Rehearing denied March 18, 1953
This is an appeal from the county court of Adams county on a conviction of the defendant by a jury of reckless driving, and the imposition of a fine of $300 and costs and the confinement in the House of Correction for a term of 60 days. This penalty was determined, not by the jury in its verdict, but rather by the trial judge following the conviction. The only error relied upon by the plaintiff in error for reversal is that the trial court erred in fixing Davis's sentence rather than have such sentence determined by the jury.
The conviction was under section [paragraph] 145 of chapter 95 1/2 of the Illinois Revised Statutes [Jones Ill. Stats. Ann. 85.177]. Neither in this section nor elsewhere in the Motor Vehicle Act is it specifically stated whether the jury or the court should impose the sentence under such circumstances.
The appellant relies on People v. Moore, 324 Ill. App. 109, and the appellee on the case of People v. O'Dell, 343 Ill. App. 395. The O'Dell case, supra, has recently been followed in People v. Mainard, 348 Ill. App. 53. It is not necessarily a question of which of these cases cited is correct, but rather upon examination, it seems to be which case is applicable.
The Moore case, supra, involved a conviction of assault with a deadly weapon with intent to do bodily injury. The jury found the defendant guilty, but the trial court entered judgment on the verdict and sentenced the defendant to pay a fine of $500 and to 6 months at the Illinois State Farm at Vandalia. The Appellate Court held that the jury having found the defendant guilty should have fixed the punishment by their verdict and it should not have been done by the trial judge. This case does not attempt to set up the proper procedure for a sentence upon conviction under the reckless driving provision of the Motor Vehicle Act.
Such an assault as the Moore case is concerned with is one of the crimes enumerated in the Criminal Code, while the reckless driving offense in the case at bar is covered by the Uniform Motor Vehicle Act of this State. In the Moore case it was concluded that the Act of 1943 entitled "An Act to amend Section 6a of Division XIV of `An Act to revise the law in relation to criminal jurisprudence,' approved March 27, 1874, as amended" (par. 754a, ch. 38, Ill.
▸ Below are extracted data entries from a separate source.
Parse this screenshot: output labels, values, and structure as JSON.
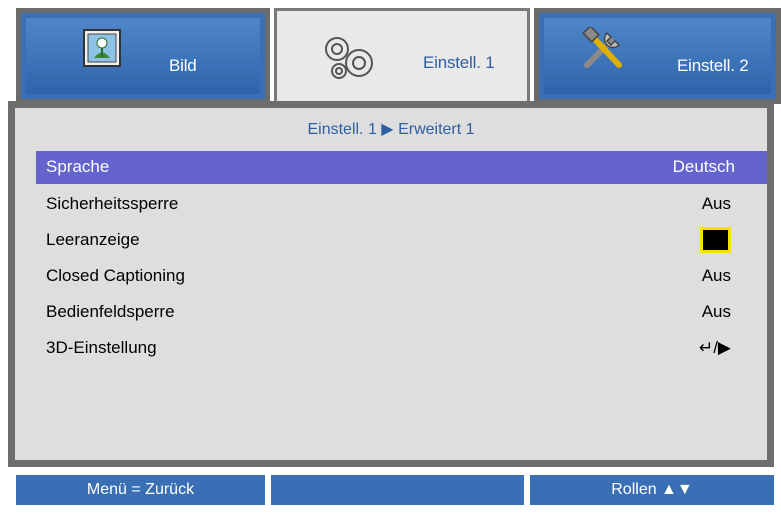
{
  "tabs": [
    {
      "label": "Bild",
      "icon": "picture-icon"
    },
    {
      "label": "Einstell. 1",
      "icon": "gears-icon"
    },
    {
      "label": "Einstell. 2",
      "icon": "tools-icon"
    }
  ],
  "breadcrumb": {
    "part1": "Einstell. 1",
    "separator": "▶",
    "part2": "Erweitert 1"
  },
  "menu": {
    "items": [
      {
        "label": "Sprache",
        "value": "Deutsch",
        "selected": true
      },
      {
        "label": "Sicherheitssperre",
        "value": "Aus"
      },
      {
        "label": "Leeranzeige",
        "value_color": "#000000"
      },
      {
        "label": "Closed Captioning",
        "value": "Aus"
      },
      {
        "label": "Bedienfeldsperre",
        "value": "Aus"
      },
      {
        "label": "3D-Einstellung",
        "value": "↵/▶"
      }
    ]
  },
  "footer": {
    "back": "Menü = Zurück",
    "scroll": "Rollen ▲▼"
  },
  "colors": {
    "accent_blue": "#3a6fb5",
    "selection": "#6464cc",
    "highlight_text": "#2f5fa3"
  }
}
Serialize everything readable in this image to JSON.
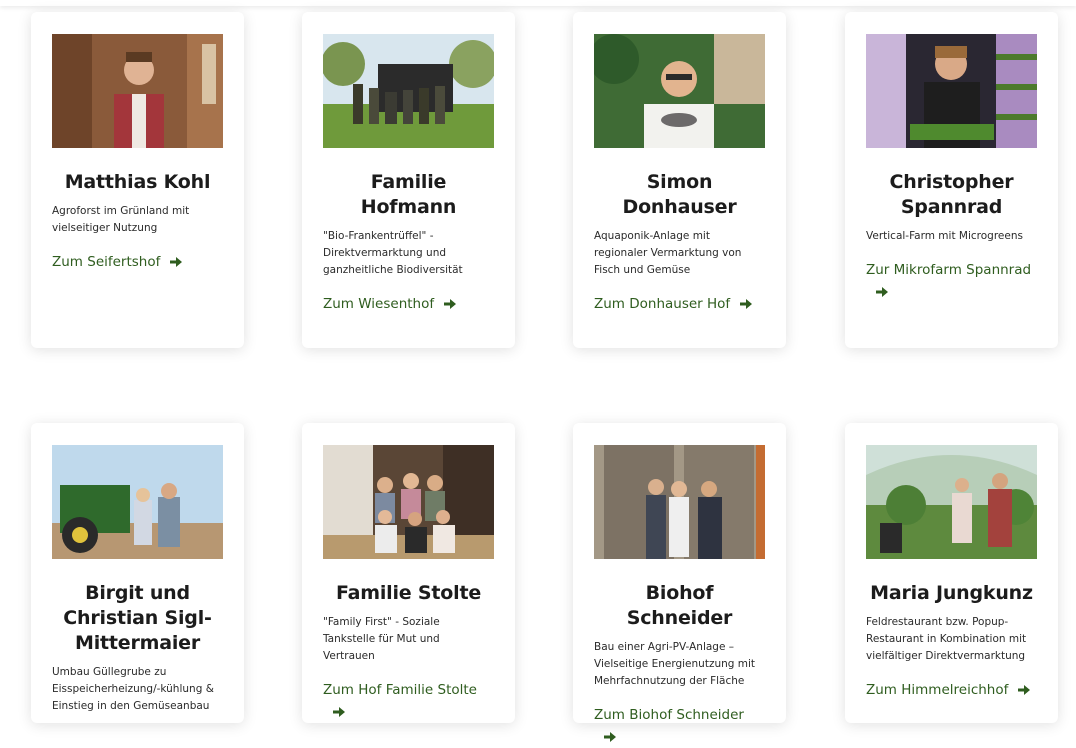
{
  "cards": [
    {
      "name": "Matthias Kohl",
      "description": "Agroforst im Grünland mit vielseitiger Nutzung",
      "link": "Zum Seifertshof"
    },
    {
      "name": "Familie Hofmann",
      "description": "\"Bio-Frankentrüffel\" - Direktvermarktung und ganzheitliche Biodiversität",
      "link": "Zum Wiesenthof"
    },
    {
      "name": "Simon Donhauser",
      "description": "Aquaponik-Anlage mit regionaler Vermarktung von Fisch und Gemüse",
      "link": "Zum Donhauser Hof"
    },
    {
      "name": "Christopher Spannrad",
      "description": "Vertical-Farm mit Microgreens",
      "link": "Zur Mikrofarm Spannrad"
    },
    {
      "name": "Birgit und Christian Sigl-Mittermaier",
      "description": "Umbau Güllegrube zu Eisspeicherheizung/-kühlung & Einstieg in den Gemüseanbau",
      "link": ""
    },
    {
      "name": "Familie Stolte",
      "description": "\"Family First\" - Soziale Tankstelle für Mut und Vertrauen",
      "link": "Zum Hof Familie Stolte"
    },
    {
      "name": "Biohof Schneider",
      "description": "Bau einer Agri-PV-Anlage – Vielseitige Energienutzung mit Mehrfachnutzung der Fläche",
      "link": "Zum Biohof Schneider"
    },
    {
      "name": "Maria Jungkunz",
      "description": "Feldrestaurant bzw. Popup-Restaurant in Kombination mit vielfältiger Direktvermarktung",
      "link": "Zum Himmelreichhof"
    }
  ],
  "colors": {
    "link": "#2f5d1f",
    "arrow": "#2f5d1f"
  },
  "icons": {
    "link_arrow": "arrow-right-icon"
  }
}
Rev. Stat. [Jones Ill. Stats. Ann. 37.742(1)]) was applicable to the assault case for the reason it was a crime under the Criminal Code, and it therefore followed the requirement of par. 754a, ch. 38, that the penalty should have been decided by the jury and not by the trial court.
The O'Dell and the Mainard cases, supra, both of which hold that it was proper for the trial judge to determine the penalty after the conviction by the jury, are not inconsistent with the Moore decision, as they both involved convictions of offenses not found in the Criminal Code. They both relate to violations of the Medical Practice Act. The provisions of par. 754a, chap. 38 of Ill. Rev. Stat., which requires the jury to determine the penalty when they are also called upon to determine the guilt or innocence of the defendant applies only to crimes and offenses enumerated in the Criminal Code, not to violations of the Medical Practice Act as in the O'Dell and Mainard cases, supra. By the same reasoning the chapter would not apply to a violation of the Illinois Motor Vehicle Act, such as we have here.
In searching for legislative intent on this question it is found that the reckless driving offense and penalty are coupled in the same article with the driving under the influence of liquor provision in the Motor Vehicle Act. It is reasonable to believe that the legislature wanted the same procedure followed in the trial under one offense as it did under the other. Upon the conviction of the second offense of driving while under the influence of liquor the statute provides alternative penalties which may be imposed "in the discretion of the court."
It would therefore seem to be a strong implication at least that it was the intent of the legislature to permit the judge to determine the penalty following a conviction by a jury in either a reckless driving case or a driving while under the influence of liquor case.
The trial court was correct in imposing the penalty after the jury had convicted the defendant; and as that is the only point raised in this case, the judgment of the trial court is affirmed.